Senyuman Seindah Sinar Mentari

Posted by Unknown , Saturday, March 30, 2013 3/30/2013 08:34:00 PM

Harga karcisnya Rp 2.ooo,- (Dua Ribu Rupiah) saja. Dan aku sempat pula menanyakan kepada petugas yang mengantar kami, "Kapan saja jadual bukanya, Pak?" 

"Setiap hari libur, pukul sepuluh sampai dengan lima sore," jawab beliau, laki-laki yang menggunakan jaket hitam tersebut. 

"Kalau begitu, apakah hari-hari biasa tidak buka, Pak?," tanyaku lagi.

"Mau berangkat sama rombongan?," tambah beliau pula. 

"Kalau iya, bagaimana, Pak?," aku melanjutkan tanya. 

"Kalau rombongan, setiap hari juga bisa," ungkap beliau menutup rasa penasaranku yang sebelumnya masih membuka.  Sedangkan aku segera manggut-manggut, memaklumi dan segera masuk ke dalam lift yang telah  membuka. 

Awalnya, hanya ada aku sendiri di dalam lift yang akan menuju lantai 19 (sembilan belas) itu. Namun beberapa saat kemudian, ada kiranya yang akan ikut juga. Dan akhirnya aku tidak jadi berdua saja, dech, dengan petugas yang akan mengantarkan. 

Ada tujuh orang lainnya selain aku, di dalam lift yang sedang bergerak naik. Sedangkan suasana berubah menjadi hening. Hanya ada beberapa kali bunyi nada terdengar, yang menandakan bahwa kami sedang berpindah pada lantai yang lebih tinggi. 

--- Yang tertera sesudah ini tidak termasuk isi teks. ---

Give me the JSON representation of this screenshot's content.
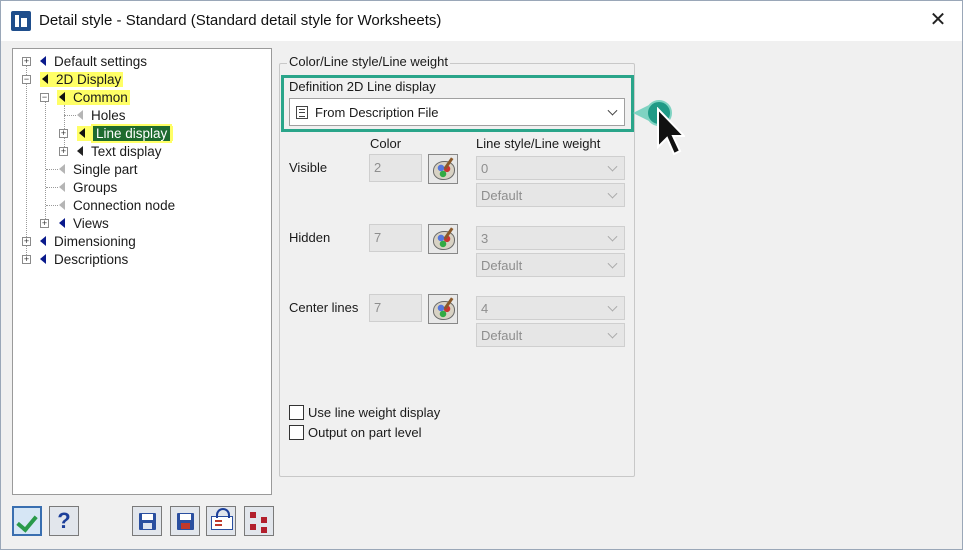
{
  "window": {
    "title": "Detail style - Standard (Standard detail style for Worksheets)",
    "close_glyph": "✕"
  },
  "tree": {
    "items": [
      {
        "label": "Default settings"
      },
      {
        "label": "2D Display"
      },
      {
        "label": "Common"
      },
      {
        "label": "Holes"
      },
      {
        "label": "Line display"
      },
      {
        "label": "Text display"
      },
      {
        "label": "Single part"
      },
      {
        "label": "Groups"
      },
      {
        "label": "Connection node"
      },
      {
        "label": "Views"
      },
      {
        "label": "Dimensioning"
      },
      {
        "label": "Descriptions"
      }
    ]
  },
  "panel": {
    "group_title": "Color/Line style/Line weight",
    "definition_label": "Definition 2D Line display",
    "definition_value": "From Description File",
    "color_header": "Color",
    "linestyle_header": "Line style/Line weight",
    "rows": [
      {
        "label": "Visible",
        "color": "2",
        "style": "0",
        "weight": "Default"
      },
      {
        "label": "Hidden",
        "color": "7",
        "style": "3",
        "weight": "Default"
      },
      {
        "label": "Center lines",
        "color": "7",
        "style": "4",
        "weight": "Default"
      }
    ],
    "checkboxes": [
      {
        "label": "Use line weight display",
        "checked": false
      },
      {
        "label": "Output on part level",
        "checked": false
      }
    ]
  },
  "buttons": {
    "help_glyph": "?"
  },
  "colors": {
    "highlight": "#2aa58a",
    "tree_highlight": "#ffff66",
    "selection": "#1e6b2f"
  }
}
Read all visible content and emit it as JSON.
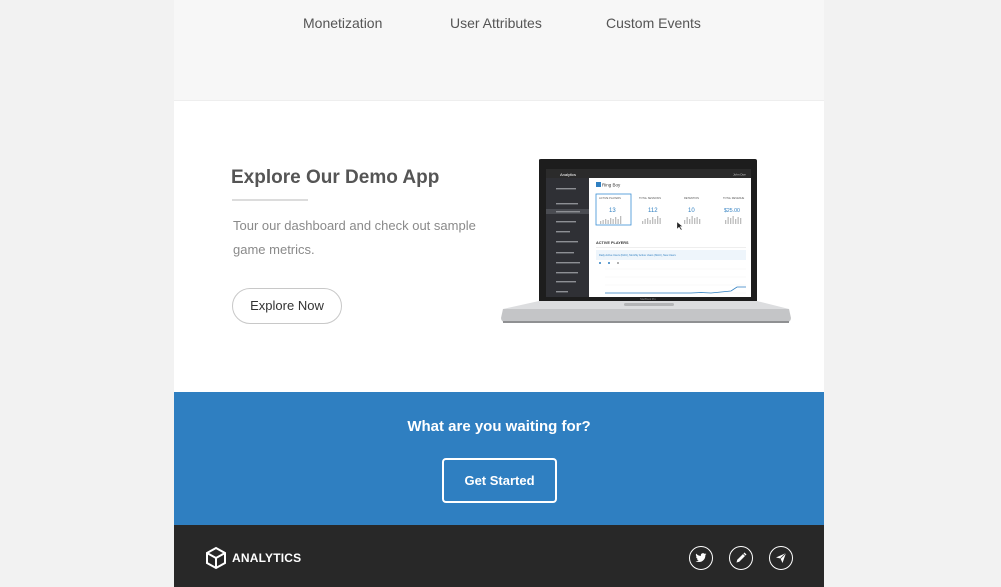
{
  "features": {
    "items": [
      "Monetization",
      "User Attributes",
      "Custom Events"
    ]
  },
  "demo": {
    "title": "Explore Our Demo App",
    "description": "Tour our dashboard and check out sample game metrics.",
    "button_label": "Explore Now",
    "laptop_screen": {
      "brand": "Analytics",
      "user": "John Doe",
      "game_name": "Ring Boy",
      "section": "ACTIVE PLAYERS",
      "cards": [
        {
          "label": "ACTIVE PLAYERS",
          "value": "13"
        },
        {
          "label": "TOTAL SESSIONS",
          "value": "112"
        },
        {
          "label": "RETENTION",
          "value": "10"
        },
        {
          "label": "TOTAL REVENUE",
          "value": "$25.00"
        }
      ],
      "chart_caption": "Daily Active Users (DAU), Monthly Active Users (MAU), New Users",
      "footer_label": "MacBook Pro"
    }
  },
  "cta": {
    "title": "What are you waiting for?",
    "button_label": "Get Started"
  },
  "footer": {
    "logo_text": "ANALYTICS",
    "social_icons": [
      "twitter-icon",
      "pencil-icon",
      "send-icon"
    ]
  },
  "colors": {
    "cta_background": "#2f7fc1",
    "footer_background": "#282828",
    "page_background": "#f2f2f2"
  }
}
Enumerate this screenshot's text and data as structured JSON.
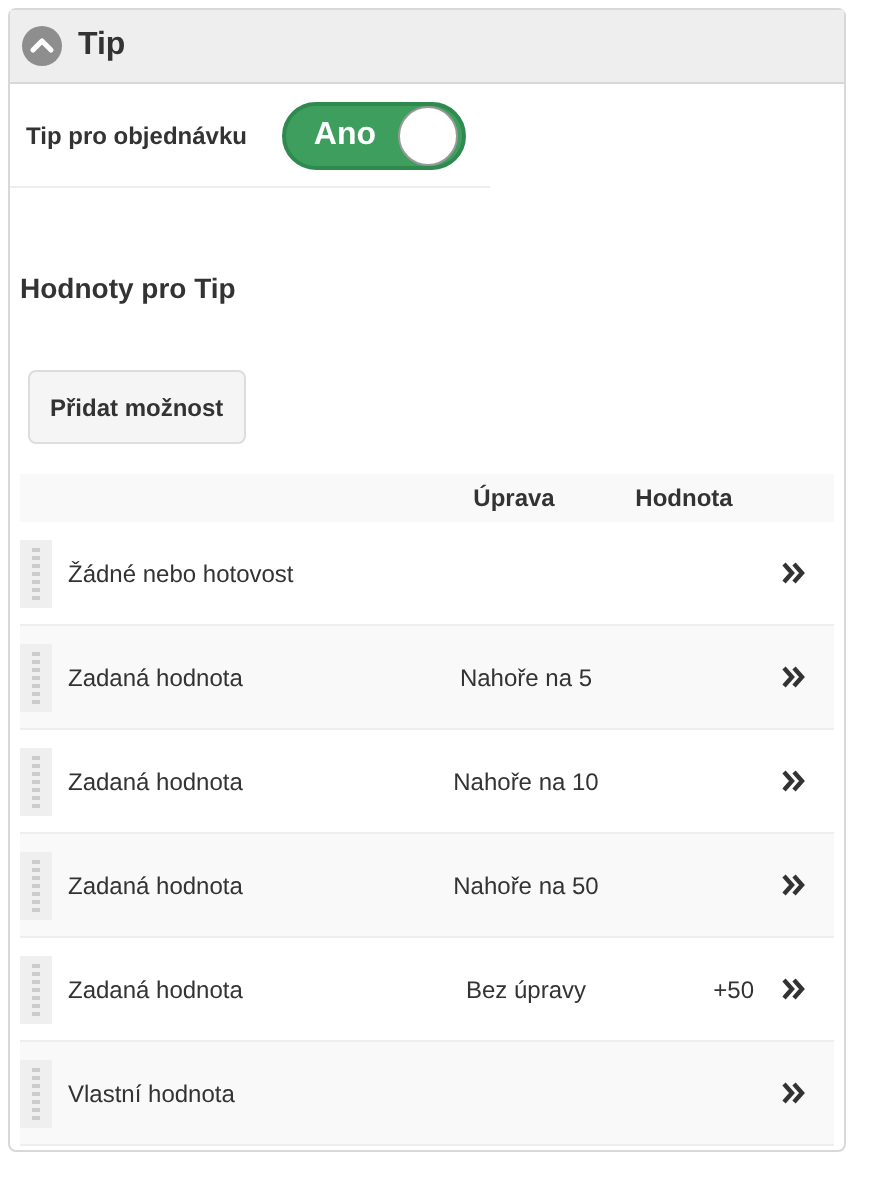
{
  "section": {
    "title": "Tip",
    "expanded": true
  },
  "tip_toggle": {
    "label": "Tip pro objednávku",
    "on": true,
    "value_label": "Ano"
  },
  "values_heading": "Hodnoty pro Tip",
  "add_button": "Přidat možnost",
  "table": {
    "columns": [
      "Úprava",
      "Hodnota"
    ],
    "rows": [
      {
        "name": "Žádné nebo hotovost"
      },
      {
        "name": "Zadaná hodnota",
        "adjustment": "Nahoře na 5"
      },
      {
        "name": "Zadaná hodnota",
        "adjustment": "Nahoře na 10"
      },
      {
        "name": "Zadaná hodnota",
        "adjustment": "Nahoře na 50"
      },
      {
        "name": "Zadaná hodnota",
        "adjustment": "Bez úpravy",
        "value": "+50"
      },
      {
        "name": "Vlastní hodnota"
      }
    ]
  }
}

Semenjak awal mengetahui bahwa pintu menara sedang dibuka, aku senyum-senyum saja. Antara ada dan tiada, pikirku mengawang dan mengangkasa. Antara percaya atau tidak, aku perlu percaya dan mempercayainya. Antara impiankah ini, atau telah menjadi kenyataan, aku masih berusaha untuk menyadari. Aku perlu lebih sering lagi bangun pagi, kiranya. Agar impianku tidak hanya mimpi semata. 

***
Jum'at yang lalu, tepatnya kemarin. Setelah berkunjung ke rumah Teh Ashafi di Katapang, aku pun balik ke Bandung. Karena aku perlu meneruskan cita dan perjuangan di kota ini. Sedangkan kunjunganku ke rumah Teh Ashafi adalah dalam rangka menemui seorang bocah mungil yang telah hadir ke dunia, Ashraf Azhari Wicaksono, nama yang indah yaa. Ashraf adalah putra pertama Teh Ashafi. Tentang siapakah Teh Ashafi, telah ku ceritai engkau teman, dalam bulan Mai tahun 2012 yang lalu. Silakan temukan informasinya di sana. Beliau adalah salah seorang sahabatku di kota ini. Sahabat baik. Dan kini, beliau telah mempunyai buah hati. 

Kembali dari rumah Teh Ashafy, aku tidak langsung menuju kost-kostan. Karena aku mau jalan-jalan dulu. Dan salah satu tujuan yang sedang aku perhatikan dari kejauhan adalah sebuah masjid di kota ini. Masjid Agung Bandung. 

Dari kejauhan, telah terlihat dua menara kembar yang sedang berdiri menjulang hendak merangkul awan. Dan aku sangat ingin berdekatan dengannya. Walaupun hanya berada di bawahnya, untuk sementara waktu, tentu aku suka. Mau ngadem sejenak, inilah salah satu tujuanku. Karena cuaca pada siang hari itu sungguh terik sangat dan membuat wajah ini seakan hot sungguh karena panasnya. 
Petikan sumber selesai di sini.